In accordance with some embodiments, a computer program application stored in non-volatile memory or computer-readable medium (e.g., register memory, processor cache, RAM, ROM, hard drive, flash memory, CD ROM, magnetic media, etc.) may include code or executable program instructions that when executed may instruct and/or cause a controller or processor to perform methods discussed herein such as a method of analyzing time series data to determine a fault score and identify root cause indicator, as disclosed above.
The computer-readable medium may be a non-transitory computer-readable media including all forms and types of memory and all computer-readable media except for a transitory, propagating signal. In one implementation, the non-volatile memory or computer-readable medium may be external memory.
Although specific hardware and methods have been described herein, note that any number of other configurations may be provided in accordance with embodiments of the invention.
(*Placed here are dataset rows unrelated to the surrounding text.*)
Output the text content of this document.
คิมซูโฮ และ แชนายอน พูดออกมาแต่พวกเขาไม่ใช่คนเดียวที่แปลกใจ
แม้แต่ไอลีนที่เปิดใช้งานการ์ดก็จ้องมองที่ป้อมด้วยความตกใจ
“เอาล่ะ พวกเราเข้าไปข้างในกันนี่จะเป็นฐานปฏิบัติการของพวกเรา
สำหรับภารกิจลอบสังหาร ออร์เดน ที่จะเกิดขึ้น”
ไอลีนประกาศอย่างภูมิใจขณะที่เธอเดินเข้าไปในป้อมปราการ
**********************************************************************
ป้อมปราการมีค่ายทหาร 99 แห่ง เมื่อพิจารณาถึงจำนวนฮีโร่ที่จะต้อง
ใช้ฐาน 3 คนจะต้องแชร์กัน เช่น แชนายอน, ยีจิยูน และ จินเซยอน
Thus, while there have been shown, described, and pointed out fundamental novel features of the invention, it will be understood that various omissions, substitutions, and changes in the form and details of the illustrated embodiments, and in their operation, may be made by those skilled in the art without departing from the spirit and scope of the invention. Substitutions of elements from one embodiment to another are also fully intended and contemplated. The invention is defined solely with regard to the claims appended hereto, and equivalents of the recitations therein.